Trump quer comprar a Groenlândia? Entenda a polêmica e a resposta militar da Europa
Presidente americano acusa país de falha contra Rússia e sugere tarifas comerciais; tropas europeias reforçam segurança no território autônomo.
A Dinamarca retornou ao centro das discussões geopolíticas em janeiro de 2026 após declarações contundentes do presidente dos Estados Unidos, Donald Trump. O mandatário norte-americano acusou a nação escandinava de ineficácia na contenção da presença russa na Groenlândia e reiterou seu interesse na aquisição do território. Além das críticas diretas à gestão dinamarquesa, houve ameaças de imposição de tarifas comerciais adicionais de até 25% contra a União Europeia, caso não ocorra o que ele classificou como uma retribuição pelos subsídios americanos concedidos ao longo dos anos.
Em uma publicação realizada na rede social Truth Social, o republicano argumentou que a Organização do Tratado do Atlântico Norte (Otan) já alertava sobre os riscos na região há décadas e defendeu uma postura mais rígida. Trump escreveu: “Infelizmente a Dinamarca não conseguiu fazer nada a respeito. Agora chegou a hora, e isso será feito.” Como reação imediata à escalada de tensão e às ameaças sobre a soberania da ilha, países europeus como França, Alemanha, Suécia e Noruega enviaram tropas para a Groenlândia, em uma operação coordenada com Copenhague para reforçar a segurança local.
Estrutura econômica e mercado global
O episódio diplomático também trouxe à tona questionamentos recorrentes sobre o sistema político-econômico dinamarquês.

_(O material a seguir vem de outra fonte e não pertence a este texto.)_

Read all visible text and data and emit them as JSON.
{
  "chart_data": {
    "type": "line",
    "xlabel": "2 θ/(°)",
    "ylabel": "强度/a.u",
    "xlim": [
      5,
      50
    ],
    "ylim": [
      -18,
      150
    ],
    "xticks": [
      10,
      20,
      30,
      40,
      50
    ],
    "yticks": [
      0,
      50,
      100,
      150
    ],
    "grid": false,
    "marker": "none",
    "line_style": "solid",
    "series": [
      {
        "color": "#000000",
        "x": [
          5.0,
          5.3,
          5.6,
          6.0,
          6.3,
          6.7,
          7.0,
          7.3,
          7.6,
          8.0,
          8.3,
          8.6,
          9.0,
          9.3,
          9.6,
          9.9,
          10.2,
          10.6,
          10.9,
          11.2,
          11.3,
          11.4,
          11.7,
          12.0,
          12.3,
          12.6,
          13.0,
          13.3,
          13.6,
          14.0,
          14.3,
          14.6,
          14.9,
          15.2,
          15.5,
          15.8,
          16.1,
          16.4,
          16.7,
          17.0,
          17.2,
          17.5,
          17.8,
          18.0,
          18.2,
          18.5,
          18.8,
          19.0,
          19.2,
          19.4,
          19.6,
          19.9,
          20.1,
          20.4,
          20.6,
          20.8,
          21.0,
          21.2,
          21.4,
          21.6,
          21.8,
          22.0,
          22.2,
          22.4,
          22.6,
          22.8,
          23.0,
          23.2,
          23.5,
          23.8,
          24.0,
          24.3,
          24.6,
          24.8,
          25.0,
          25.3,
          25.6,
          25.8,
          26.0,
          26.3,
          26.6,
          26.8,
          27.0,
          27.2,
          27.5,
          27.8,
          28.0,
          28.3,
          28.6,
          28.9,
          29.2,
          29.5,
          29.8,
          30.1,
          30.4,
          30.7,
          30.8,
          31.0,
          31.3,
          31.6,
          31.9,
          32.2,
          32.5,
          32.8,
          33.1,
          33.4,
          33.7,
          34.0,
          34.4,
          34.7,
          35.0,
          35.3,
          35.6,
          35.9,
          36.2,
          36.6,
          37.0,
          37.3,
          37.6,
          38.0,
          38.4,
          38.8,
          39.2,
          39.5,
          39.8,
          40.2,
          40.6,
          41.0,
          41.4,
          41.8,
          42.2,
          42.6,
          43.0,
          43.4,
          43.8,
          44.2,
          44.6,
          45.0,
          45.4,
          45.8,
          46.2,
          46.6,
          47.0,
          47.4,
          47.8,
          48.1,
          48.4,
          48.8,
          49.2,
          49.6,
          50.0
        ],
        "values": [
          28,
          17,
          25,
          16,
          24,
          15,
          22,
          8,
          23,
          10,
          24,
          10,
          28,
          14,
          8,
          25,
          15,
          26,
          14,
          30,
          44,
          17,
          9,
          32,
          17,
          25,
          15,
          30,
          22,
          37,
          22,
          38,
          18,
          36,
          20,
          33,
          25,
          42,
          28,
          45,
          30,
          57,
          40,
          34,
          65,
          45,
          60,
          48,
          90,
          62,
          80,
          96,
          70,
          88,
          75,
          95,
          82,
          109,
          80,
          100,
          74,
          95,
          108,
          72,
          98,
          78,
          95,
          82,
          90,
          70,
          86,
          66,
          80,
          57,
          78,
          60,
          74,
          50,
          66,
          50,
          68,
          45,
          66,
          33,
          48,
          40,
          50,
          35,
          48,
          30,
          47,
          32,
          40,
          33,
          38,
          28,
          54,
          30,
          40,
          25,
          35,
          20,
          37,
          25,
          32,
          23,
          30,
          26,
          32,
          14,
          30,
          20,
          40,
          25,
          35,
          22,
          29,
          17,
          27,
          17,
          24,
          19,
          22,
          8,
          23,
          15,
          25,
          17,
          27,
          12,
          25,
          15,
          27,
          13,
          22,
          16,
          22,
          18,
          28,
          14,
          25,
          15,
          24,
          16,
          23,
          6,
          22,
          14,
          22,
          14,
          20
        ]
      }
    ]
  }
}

Ao contrário do que sugerem certas retóricas políticas, a Dinamarca não é um país socialista, mas sim uma economia capitalista de mercado aberta e altamente integrada ao comércio global. O modelo local combina a livre iniciativa privada — com cerca de um terço do Produto Interno Bruto dependente do comércio exterior — a um abrangente Estado de bem-estar social financiado por impostos elevados, sem que haja controle estatal sobre os meios de produção ou planejamento central da economia.
As relações entre Washington e Copenhague possuem raízes históricas profundas, sustentadas por interesses estratégicos mútuos, apesar das recentes divergências. A Groenlândia desempenha um papel fundamental nessa aliança militar, abrigando desde 1951 a Base Aérea de Thule. Esta instalação é considerada a base militar dos Estados Unidos situada mais ao norte no planeta, sendo uma peça essencial para os sistemas de defesa antimísseis e para o monitoramento do espaço aéreo no hemisfério norte, garantindo a vigilância estratégica na região do Ártico.
Posicionamento estratégico e diplomacia
No cenário internacional, a Dinamarca mantém um alinhamento claro com o ocidente e relações diplomáticas frias e restritas com a Rússia, situação agravada pelo conflito na Ucrânia. O governo dinamarquês opera com uma economia orientada para a competitividade e inovação, participando ativamente de organismos como a Organização para a Cooperação e Desenvolvimento Econômico (OCDE) e a Organização Mundial do Comércio (OMC). A atual crise evidencia a importância geopolítica da Groenlândia e a complexidade das alianças necessárias para a manutenção da estabilidade e soberania territorial na região.